Ciucci was being held with all the other inmates on "death row" in a maximum security area of the basement. It was known as “the wing.”
They were confined 21 hours a day in seven foot by four foot cells. The electric chair was just a short distance down the hall –- 17 steps for Ciucci, one reporter calculated.
Finally, at midnight, guards brought Ciucci in. They were dragging him and almost shoving him into the chair. It occurred to me that they might be treating him roughly to try to take his mind off what was about to happen.
At 12:01 a.m., the warden gave a signal to proceed.
Ciucci heaved against straps as lethal voltage power surged into him. His body went limp quickly.
It was over.
A few minutes later, we were escorted back to the entrance.
Throughout my time there, I was intent on collecting the basic details which journalists are supposed to include in a standard report -- the who, what, when and where plus other facts.
I left with no idea if there was truth to the lore that prisons go utterly quiet shortly before an execution because inmates know what is going on. Nor did I know if lights in and around a prison really dim, presumably due to a super charge of energy required for the electric chair.
About six months after Ciucci 's death, my editors figured I was our most informed reporter on electrocutions and they told me to cover the next one at Cook County Jail -- ending the life of James Dukes, who was 31 years old.
According to prosecutors, Dukes was beating his 16-year-old girl friend after they had gotten into an argument. Hearing the noise, two men -- a deacon and an usher at a nearby Baptist church -- came to the girlfriend's defense, along with two city policemen on patrol at the Chicago Stockyards.
There was evidence that Dukes tried to flee, took his gun out of his girlfriend’s purse, and fired it. Both of the Good Samaritans from the church were wounded and survived, but one officer, Detective John Blyth, died.
The sentence of capital punishment for Dukes surprised nobody. Killing a policeman was considered as bad as any crime.
Before the execution of Dukes, a black man, we visitors were given different official instructions than we had for Ciucii, who was white. Instead of being required to arrive by 11 p.m., we were told it would be okay to come only a few minutes before midnight and inspections of us were superficial.
What most sticks in my mind was the overall atmosphere this time. The mood seemed almost like gaiety, There was even some laughter. Some reporters clamored to get close to the window to watch Dukes die.

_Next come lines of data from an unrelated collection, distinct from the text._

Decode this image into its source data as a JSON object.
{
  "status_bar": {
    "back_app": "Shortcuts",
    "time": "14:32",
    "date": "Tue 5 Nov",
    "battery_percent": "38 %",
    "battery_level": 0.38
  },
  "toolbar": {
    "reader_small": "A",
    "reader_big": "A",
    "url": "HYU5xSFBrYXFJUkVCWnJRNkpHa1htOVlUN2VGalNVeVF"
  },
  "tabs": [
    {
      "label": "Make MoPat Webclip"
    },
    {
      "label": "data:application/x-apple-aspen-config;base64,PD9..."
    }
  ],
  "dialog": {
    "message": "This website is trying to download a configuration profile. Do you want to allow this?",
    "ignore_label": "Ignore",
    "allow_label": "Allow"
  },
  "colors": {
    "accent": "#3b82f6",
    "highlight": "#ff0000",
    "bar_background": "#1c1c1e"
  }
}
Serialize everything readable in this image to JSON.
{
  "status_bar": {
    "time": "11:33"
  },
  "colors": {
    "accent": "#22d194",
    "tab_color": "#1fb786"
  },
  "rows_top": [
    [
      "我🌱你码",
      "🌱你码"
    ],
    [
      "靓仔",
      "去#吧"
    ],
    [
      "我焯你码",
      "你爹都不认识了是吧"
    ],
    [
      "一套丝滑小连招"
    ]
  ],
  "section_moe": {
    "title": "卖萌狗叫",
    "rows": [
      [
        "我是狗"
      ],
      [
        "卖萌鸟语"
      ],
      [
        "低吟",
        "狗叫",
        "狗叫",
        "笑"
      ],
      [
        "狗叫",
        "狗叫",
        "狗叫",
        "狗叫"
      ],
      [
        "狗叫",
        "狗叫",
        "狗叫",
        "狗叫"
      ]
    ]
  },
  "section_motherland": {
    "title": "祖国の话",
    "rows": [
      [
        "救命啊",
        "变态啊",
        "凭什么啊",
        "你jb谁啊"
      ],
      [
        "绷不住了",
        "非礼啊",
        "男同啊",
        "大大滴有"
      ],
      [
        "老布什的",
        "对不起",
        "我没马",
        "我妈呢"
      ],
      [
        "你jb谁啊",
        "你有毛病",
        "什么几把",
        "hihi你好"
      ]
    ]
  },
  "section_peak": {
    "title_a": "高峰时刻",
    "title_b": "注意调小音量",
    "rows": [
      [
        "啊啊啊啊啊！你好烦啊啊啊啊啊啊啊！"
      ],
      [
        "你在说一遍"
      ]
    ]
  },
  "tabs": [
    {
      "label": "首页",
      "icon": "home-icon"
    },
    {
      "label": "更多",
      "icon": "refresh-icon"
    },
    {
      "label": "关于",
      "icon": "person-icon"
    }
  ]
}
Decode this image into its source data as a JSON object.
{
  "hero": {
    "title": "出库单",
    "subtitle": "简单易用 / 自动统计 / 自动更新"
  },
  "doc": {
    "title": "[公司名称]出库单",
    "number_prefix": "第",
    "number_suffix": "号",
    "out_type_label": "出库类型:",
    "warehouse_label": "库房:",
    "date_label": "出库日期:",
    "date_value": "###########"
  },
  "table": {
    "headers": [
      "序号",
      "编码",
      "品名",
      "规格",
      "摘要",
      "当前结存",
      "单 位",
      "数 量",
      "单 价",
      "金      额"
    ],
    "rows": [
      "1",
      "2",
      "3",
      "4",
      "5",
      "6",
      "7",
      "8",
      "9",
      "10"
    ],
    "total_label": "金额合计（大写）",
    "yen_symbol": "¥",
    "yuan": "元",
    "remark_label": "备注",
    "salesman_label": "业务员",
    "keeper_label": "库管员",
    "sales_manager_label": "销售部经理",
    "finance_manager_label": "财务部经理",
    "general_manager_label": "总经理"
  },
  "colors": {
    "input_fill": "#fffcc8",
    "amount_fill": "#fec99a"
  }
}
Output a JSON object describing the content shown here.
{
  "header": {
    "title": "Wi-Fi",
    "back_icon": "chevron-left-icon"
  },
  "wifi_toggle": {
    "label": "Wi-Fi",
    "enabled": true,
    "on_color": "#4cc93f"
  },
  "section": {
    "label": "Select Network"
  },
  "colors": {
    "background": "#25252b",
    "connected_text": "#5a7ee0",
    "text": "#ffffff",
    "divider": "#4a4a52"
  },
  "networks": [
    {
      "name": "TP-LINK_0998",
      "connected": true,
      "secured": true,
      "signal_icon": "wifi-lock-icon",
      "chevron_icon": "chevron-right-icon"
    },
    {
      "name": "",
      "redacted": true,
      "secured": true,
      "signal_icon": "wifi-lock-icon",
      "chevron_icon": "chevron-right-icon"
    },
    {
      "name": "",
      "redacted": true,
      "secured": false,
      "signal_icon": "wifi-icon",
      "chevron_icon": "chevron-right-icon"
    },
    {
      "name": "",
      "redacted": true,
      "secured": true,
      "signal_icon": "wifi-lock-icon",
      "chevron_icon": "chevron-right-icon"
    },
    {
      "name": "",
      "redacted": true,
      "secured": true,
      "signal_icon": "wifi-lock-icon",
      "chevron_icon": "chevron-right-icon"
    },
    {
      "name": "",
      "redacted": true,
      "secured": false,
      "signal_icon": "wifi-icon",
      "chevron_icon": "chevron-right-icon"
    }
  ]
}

A Chicago Tribune correspondent, Ron Koziol, recalled that Ciucci was upbeat and in continued denial of what he had done, but Dukes remained silent and refused the traditional last meal. He was hooded and in black shorts as the clamps were attached.
At the end, we found out that Dukes had left a message, using a quotation from Plato’s “Dialogues” — “The hour of departure has arrived and we go our ways, I to die and you to live. Which is better God only knows.”
Did all of this make me a better reporter? I don’t know.
But those assignments helped solidify my opposition to the death penalty, which for me always had been more theoretical and philosophic than heart-felt
In case you're wondering, I had been inside a big prison previously -- the South Dakota Penitentiary in Sioux Falls. And I remembered that visit vividly for many years.
It was at Christmastime and I was with a group of other young persons who came there to sing holiday carols. The cell block was in the middle of the building, surrounded by a high broad “moat.”
As we were singing, we knew the sound of our voices and our music circulated around and into the cells.
As a historical footnote, the electrocutions of Ciucii and Dukes were the 66th and 67th done at Cook County Jail and the last to occur in Illinois, which began doing them in 1928. All were at this facility and two others.
Instead of using the electric chair, the state switched to lethal injections in 1983, and in 2011 it repealed the death sentence.
Wesley Pippert was a journalist in Washington more than 40 years and led a special University of Missouri program there.